Tous ces changements d’organisation sont de véritables transformations génératrices d’enthousiasme, mais également de craintes. Par conséquent, l’Université, en passant par sa direction, a là une mission d’accompagnement cruciale à effectuer. En effet, elle a déjà été le siège de regroupements d’autres UFR au sein de la FSI (Faculté Sciences et Ingénierie). Le retour d’expérience peut être précieux pour faciliter la genèse du sentiment d’appartenance qu’il faut parvenir à faire naître afin de réussir une telle opération. Il ne faut pas sous-estimer toutes les particularités professionnelles et statutaires des différentes composantes actuelles de ce qui est souvent vu de l’extérieur pour un «bloc santé» dont l’excellence est reconnue, mais, qui en fait a eu bien des raisons de ne pas pouvoir s’unifier. A la faveur des réformes en cours qui imposent aux composantes santé de complètes mutations, il faut pouvoir accompagner et rassurer chacune et chacun des acteurs de ces secteurs en leur montrant compréhension et solidarité. La phase expérimentale de fusion qui a débuté lors de cette dernière rentrée mérite d’être encouragée par les instances de l’université pour surmonter tous les écueils et permettre l’adhésion complète à la création d’une Faculté de Santé dès le 1er janvier 2021.

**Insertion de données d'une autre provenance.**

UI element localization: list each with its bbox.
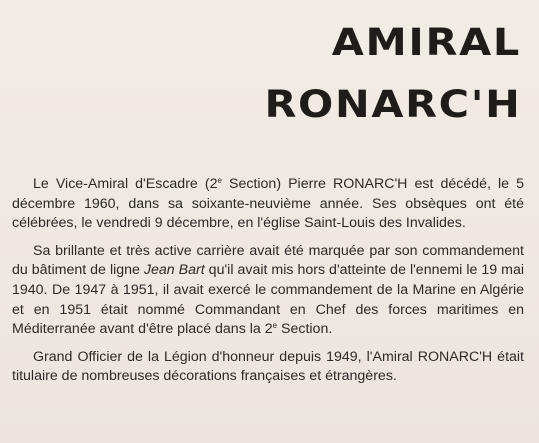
paragraph-2-text-c: Section.	[277, 321, 333, 338]
title-line-1: AMIRAL	[331, 21, 521, 64]
paragraph-1-text-b: Section) Pierre RONARC'H est décédé, le 5 décembre 1960, dans sa soixante-neuvième année. Ses obsèques ont été célébrées, le vendredi 9 décembre, en l'église Saint-Louis des Invalides.	[12, 176, 525, 232]
paragraph-3	[12, 348, 524, 387]
ship-name: Jean Bart	[143, 262, 205, 279]
paragraph-2-text-a: Sa brillante et très active carrière avait été marquée par son commandement du bâtiment de ligne	[12, 242, 524, 279]
paragraph-1-superscript: e	[217, 176, 222, 185]
paragraph-2-superscript: e	[272, 321, 278, 331]
paragraph-3-text-a: Grand Officier de la Légion d'honneur depuis 1949, l'Amiral RONARC'H était titulaire de nombreuses décorations françaises et étrangères.	[12, 348, 524, 385]
paragraph-2	[12, 242, 524, 340]
paragraph-1-text-a: Le Vice-Amiral d'Escadre (2	[33, 176, 218, 192]
paragraph-2-text-b: qu'il avait mis hors d'atteinte de l'ennemi le 19 mai 1940. De 1947 à 1951, il avait exercé le commandement de la Marine en Algérie et en 1951 était nommé Commandant en Chef des forces maritimes en Méditerranée avant d'être placé dans la 2	[12, 262, 524, 338]
title-line-2: RONARC'H	[263, 83, 521, 126]
paragraph-1	[12, 175, 524, 234]
article-body	[12, 175, 524, 395]
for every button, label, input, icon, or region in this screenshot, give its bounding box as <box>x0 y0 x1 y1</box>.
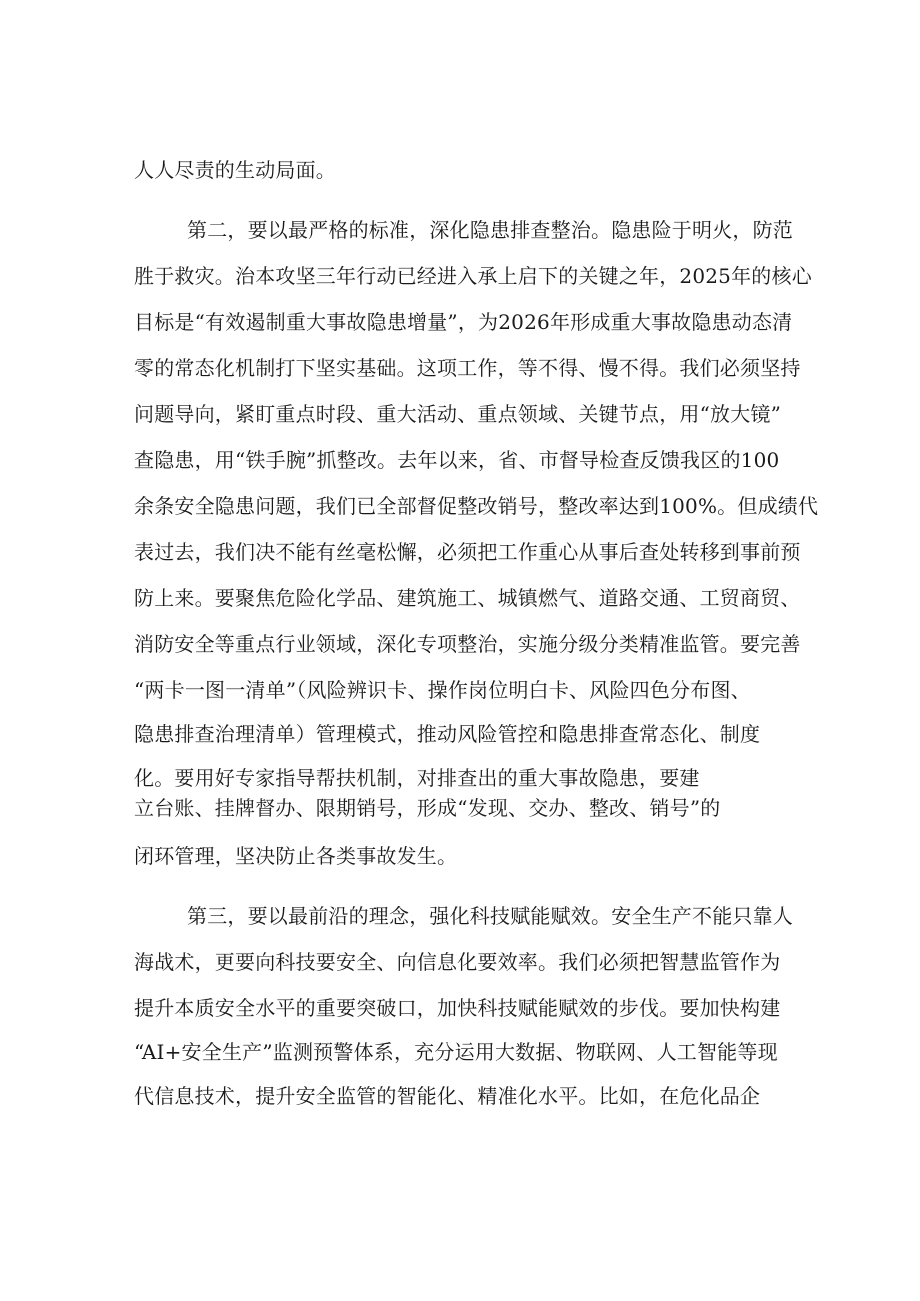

L’université Paul Sabatier, par sa taille, son périmètre disciplinaire couvrant le continuum “sciences – ingénierie-santé”, doit redevenir la colonne vertébrale du site en affichant clairement ses projets et ses ambitions auprès de ses partenaires institutionnels et industriels.

Nos laboratoires de recherche sont pour la plupart multi tutelles et vivent ce partage au sein du site. De même, de nombreuses formations en particulier au niveau du master sont co-accréditées ou en convention avec d’autres établissements. Ces collaborations inter-établissement sont notre richesse, nous devons les faire valoir et les développer.

À l’image de nos masters co-accrédités et de nos laboratoires multi-tutelles, nous devons être capables, au sein de l’Université Fédérale de Toulouse, de montrer que nous savons mener des projets communs d’envergure, comme ANITI ou INSPIRE. La question des structures viendra en son temps, quand le travail en commun aura montré ses bénéfices.

La gouvernance de l’université c’est aussi l’organisation de la gestion des moyens, la recherche et l’utilisation de ressources propres.

Nos moyens viennent en grande majorité de la dotation de l’état (Subvention Pour Charge de Service Public qui est de l’ordre de 300 M€/an) que nous devons gérer de façon optimale et transparente. Bien sûr, nous devons négocier avec notre tutelle afin que cette subvention nous permette de couvrir au minimum les dépenses incontournables liées à nos missions d’Université.

Cela ne suffit plus. Nous devons aussi, grâce à une importante ouverture sur le monde, travailler collectivement à la recherche de ressources propres afin de nous donner des marges de manœuvre nécessaires de pour atteindre d’ambitieux objectifs scientifiques et humains.

L’université doit aujourd’hui endosser résolument un rôle d’organisateur pour faciliter le travail des porteurs de programmes, sources potentielles de nouveaux moyens, comme la formation tout au long de la vie, les projets de recherche et de formation nationaux et internationaux ou encore la valorisation des résultats de la recherche.

L’ambition que nous portons pour notre université ne nous autorise pas à rester passifs et fatalistes dans une gestion comptable de notre masse salariale qui dépend d’une pyramide des âges établie. Ce sont ces nouvelles ressources propres qui donneront à notre université les moyens d’être à la hauteur de ses ambitions.